İlk kitap söyleşilerimizin bu haftaki konuğu Nota Bene Yayınları’ndan çıkan “İyi, Kötü ve Arkadaşları” isimli kitabıyla Defne Sarıöz.
“Çok dahiyane bir şey olmadıkça okuru/izleyiciyi şaşırtma çabasını amatörce buluyorum.”
Kendinizi kısaca tanıtabilir misiniz? Kitaplar hayatınıza nasıl girdi, “okur” olmaktan “yazar” olmaya giden yol nasıl başladı ve ilerledi?

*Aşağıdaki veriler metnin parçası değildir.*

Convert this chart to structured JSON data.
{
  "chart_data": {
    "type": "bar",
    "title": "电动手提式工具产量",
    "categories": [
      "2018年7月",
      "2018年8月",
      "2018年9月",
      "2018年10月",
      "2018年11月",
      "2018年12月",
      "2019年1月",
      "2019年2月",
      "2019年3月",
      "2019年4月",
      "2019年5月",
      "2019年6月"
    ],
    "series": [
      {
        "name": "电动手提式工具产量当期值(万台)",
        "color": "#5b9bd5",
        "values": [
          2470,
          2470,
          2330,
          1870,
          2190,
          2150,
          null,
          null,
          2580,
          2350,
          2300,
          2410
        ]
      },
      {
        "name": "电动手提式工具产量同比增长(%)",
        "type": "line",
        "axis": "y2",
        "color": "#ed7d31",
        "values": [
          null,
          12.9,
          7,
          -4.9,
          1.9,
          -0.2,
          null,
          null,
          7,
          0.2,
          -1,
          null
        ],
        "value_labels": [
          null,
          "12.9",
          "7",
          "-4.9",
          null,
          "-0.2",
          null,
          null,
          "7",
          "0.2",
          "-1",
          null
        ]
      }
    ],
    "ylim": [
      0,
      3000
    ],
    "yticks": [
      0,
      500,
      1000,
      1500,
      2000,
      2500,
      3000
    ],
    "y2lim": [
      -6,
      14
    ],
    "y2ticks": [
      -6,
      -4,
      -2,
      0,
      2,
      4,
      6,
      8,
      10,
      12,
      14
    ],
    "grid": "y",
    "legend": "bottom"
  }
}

Merhaba. Video işleriyle uğraşıyorum, yani bir şekilde para kazandığım alan o, ama yazmayı da seviyorum. Söyleşi, mini-araştırmalar ya da çeviri düzeyinde oluyor bu. Yazmaya 10’lu yaşlarımın başında rüyalarımı yazarak başlamıştım. Bunları biraz da değiştirerek yazarken eğleniyordum. Üniversitede fanzinde yayınlanması ümidiyle ilk defa bir öykü yazmıştım, fanzin çıkmadı, ama yazdığım bir şeyin basılması hayali beni kurmaca bir şeyler yazmaya teşvik etti. Onların çoğu çöp oldu ama süreç benim için olumluydu sanırım. Yani o küçük öykü denemelerinin kurgusal bir şeyler yazabilmemde faydası olmuştur.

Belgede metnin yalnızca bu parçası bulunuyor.